In defense of traditional family values

Brett Hodges, Opinions Editor

The probability of guessing correct on your next multiple-choice test question is lower than the probability that you could point at a married couple and correctly determine whether they will be divorced in the future. With 40-50% of American marriages ending in divorce, one has to ask why it’s easier to guess about whether or not mom still loves dad than if the right answer is “C.” 

The rampant decline of the moral system our society once held so dear has led to a deterioration of equal magnitude of the nuclear family. This vaporization of the nuclear family has led us into our current state – a state of broken children, broken homes and broken families.

Before diving into the statistics, it is important to note that this is not an attack on single parents, non-traditional families or those who are products of such circumstances. Rather, this is an examination of the effects that such situations have on a large portion of the general population. These families are more than capable of providing love, and some of the best, kindest people I have ever met have come from broken homes. It can be said, however, that these are generally the exception, not the rule. 

A broken home life can lead to a host of issues for everyone involved. For instance, women whose parents divorced in childhood are 83% more likely to experience suicide ideation than those from families where the parents remained married. A lack of “traditional family values” (i.e. two-parent households, a strong religious basis for a family, familial bonding experiences, etc.) leads to an undue burden of stress – so much so that children of single parents are 50% more likely to develop health problems.
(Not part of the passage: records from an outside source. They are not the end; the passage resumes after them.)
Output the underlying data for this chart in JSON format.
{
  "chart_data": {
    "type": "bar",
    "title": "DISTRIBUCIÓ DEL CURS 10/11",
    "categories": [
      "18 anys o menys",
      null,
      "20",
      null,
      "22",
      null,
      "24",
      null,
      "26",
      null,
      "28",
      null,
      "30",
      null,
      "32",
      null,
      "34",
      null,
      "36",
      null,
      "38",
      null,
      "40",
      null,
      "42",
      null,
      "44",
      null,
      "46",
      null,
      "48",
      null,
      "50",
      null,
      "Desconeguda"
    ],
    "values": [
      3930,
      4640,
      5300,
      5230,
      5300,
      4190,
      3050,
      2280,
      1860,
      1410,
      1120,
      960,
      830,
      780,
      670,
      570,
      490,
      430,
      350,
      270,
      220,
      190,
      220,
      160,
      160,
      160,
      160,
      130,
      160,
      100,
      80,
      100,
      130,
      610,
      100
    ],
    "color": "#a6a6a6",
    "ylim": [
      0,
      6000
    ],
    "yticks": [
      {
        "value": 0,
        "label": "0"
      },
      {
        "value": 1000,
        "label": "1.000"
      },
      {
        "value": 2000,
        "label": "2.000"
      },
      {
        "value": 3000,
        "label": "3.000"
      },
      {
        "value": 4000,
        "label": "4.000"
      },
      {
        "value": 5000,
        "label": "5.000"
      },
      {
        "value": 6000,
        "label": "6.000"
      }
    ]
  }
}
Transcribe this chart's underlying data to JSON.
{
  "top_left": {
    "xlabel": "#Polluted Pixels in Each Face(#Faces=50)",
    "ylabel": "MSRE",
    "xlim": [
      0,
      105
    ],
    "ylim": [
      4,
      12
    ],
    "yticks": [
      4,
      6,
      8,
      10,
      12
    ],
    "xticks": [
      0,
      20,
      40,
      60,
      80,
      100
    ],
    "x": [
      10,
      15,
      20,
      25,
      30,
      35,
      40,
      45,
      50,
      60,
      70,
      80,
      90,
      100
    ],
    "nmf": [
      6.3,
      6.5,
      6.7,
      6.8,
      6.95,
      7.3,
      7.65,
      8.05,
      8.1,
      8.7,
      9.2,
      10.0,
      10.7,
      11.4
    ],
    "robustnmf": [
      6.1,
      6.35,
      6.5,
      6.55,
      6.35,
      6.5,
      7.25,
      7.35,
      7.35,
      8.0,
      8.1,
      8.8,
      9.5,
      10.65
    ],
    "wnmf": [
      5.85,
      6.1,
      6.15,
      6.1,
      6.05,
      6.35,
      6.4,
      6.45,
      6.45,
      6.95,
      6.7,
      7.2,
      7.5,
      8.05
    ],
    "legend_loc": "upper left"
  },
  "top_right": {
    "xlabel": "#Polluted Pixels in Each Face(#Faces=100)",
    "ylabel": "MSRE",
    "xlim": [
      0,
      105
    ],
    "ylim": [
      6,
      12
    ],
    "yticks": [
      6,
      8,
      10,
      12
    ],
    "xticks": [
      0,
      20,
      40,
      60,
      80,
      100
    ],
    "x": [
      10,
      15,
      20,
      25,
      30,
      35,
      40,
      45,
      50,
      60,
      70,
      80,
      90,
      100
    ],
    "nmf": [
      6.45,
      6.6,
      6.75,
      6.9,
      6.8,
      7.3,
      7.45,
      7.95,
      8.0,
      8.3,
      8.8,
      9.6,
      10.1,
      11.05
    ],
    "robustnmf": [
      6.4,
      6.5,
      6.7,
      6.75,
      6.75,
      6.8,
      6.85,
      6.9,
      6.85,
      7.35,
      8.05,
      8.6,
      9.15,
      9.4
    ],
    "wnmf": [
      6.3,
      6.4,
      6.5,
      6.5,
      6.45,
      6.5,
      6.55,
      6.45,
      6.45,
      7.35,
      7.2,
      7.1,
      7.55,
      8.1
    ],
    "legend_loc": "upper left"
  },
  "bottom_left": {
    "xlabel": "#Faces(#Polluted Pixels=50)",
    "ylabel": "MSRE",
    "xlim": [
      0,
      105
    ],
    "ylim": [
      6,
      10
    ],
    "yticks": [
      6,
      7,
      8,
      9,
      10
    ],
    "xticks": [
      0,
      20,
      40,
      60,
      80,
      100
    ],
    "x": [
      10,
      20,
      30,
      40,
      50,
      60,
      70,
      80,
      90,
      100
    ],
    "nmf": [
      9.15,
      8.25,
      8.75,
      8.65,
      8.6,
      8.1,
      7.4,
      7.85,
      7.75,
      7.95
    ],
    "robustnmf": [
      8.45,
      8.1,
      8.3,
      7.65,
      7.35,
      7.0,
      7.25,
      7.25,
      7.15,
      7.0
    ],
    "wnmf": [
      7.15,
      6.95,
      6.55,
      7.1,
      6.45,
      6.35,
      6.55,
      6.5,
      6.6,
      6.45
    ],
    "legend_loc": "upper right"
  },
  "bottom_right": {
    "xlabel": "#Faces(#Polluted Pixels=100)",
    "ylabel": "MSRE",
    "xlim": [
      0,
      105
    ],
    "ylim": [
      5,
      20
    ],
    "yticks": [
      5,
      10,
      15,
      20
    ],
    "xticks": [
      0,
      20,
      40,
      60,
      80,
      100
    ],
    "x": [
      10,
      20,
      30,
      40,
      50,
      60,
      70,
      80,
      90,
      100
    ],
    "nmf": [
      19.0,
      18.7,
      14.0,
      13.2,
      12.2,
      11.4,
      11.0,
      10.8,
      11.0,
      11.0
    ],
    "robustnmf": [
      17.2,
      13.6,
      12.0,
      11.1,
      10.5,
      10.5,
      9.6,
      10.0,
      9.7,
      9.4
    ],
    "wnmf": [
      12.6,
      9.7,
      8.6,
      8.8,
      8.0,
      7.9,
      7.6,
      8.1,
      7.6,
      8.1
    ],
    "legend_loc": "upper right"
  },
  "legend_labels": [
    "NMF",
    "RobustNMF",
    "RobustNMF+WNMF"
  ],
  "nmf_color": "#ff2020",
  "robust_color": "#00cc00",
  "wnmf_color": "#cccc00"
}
This is largely believed to be true due to the stress and lack of time associated with raising a child on one’s own. While it is true that correlation does not always equal causation, one has to wonder: If there had been more family planning, would these statistics regarding children of broken families even be necessary to study?

A focus on family planning, while not just providing a basic framework to start a family, provides a bedrock foundation capable of withstanding any storm. Political turmoil, economic decline and issues with interpersonal relationships are all no more than light spring showers on the tin roof of the family home. Through family planning, a group of relatives can become more close-knit and willing to help each other. In other words, there is a very basic sacrifice of the self for the greater good of the family, an ideal that strengthens all involved.

Beyond basic wellness, a strong grounding in traditional family values is beneficial for a host of reasons. The nuclear family acts as a unit – a unit dedicated to preserving the social welfare and survival of the family. This basic concern for the welfare of other family members opens the door for a wide variety of financial, spiritual, emotional and even physical support. While not impossible for a non-traditional family to provide, the basic challenges and burden placed upon a given person in a single-parent household are often too much to deal with. 

Again, this is not to say that the many issues associated with raising a family can’t be handled alone, just that it is so immensely easier and even sometimes enjoyable to be able to solve an issue with multiple parents, siblings or other family members. And while this column will likely be lambasted for a lack of acceptance of alternative lifestyles, its assault on single mothers and womanhood or some other tired, pseudo-progressive drivel, it is important to stop and think about what qualities you want your family to have. Hopefully, no matter if you’re picturing a family in the traditional sense or something a bit different, at the very least you will agree that all families need the most traditional family values characteristic of all: Love.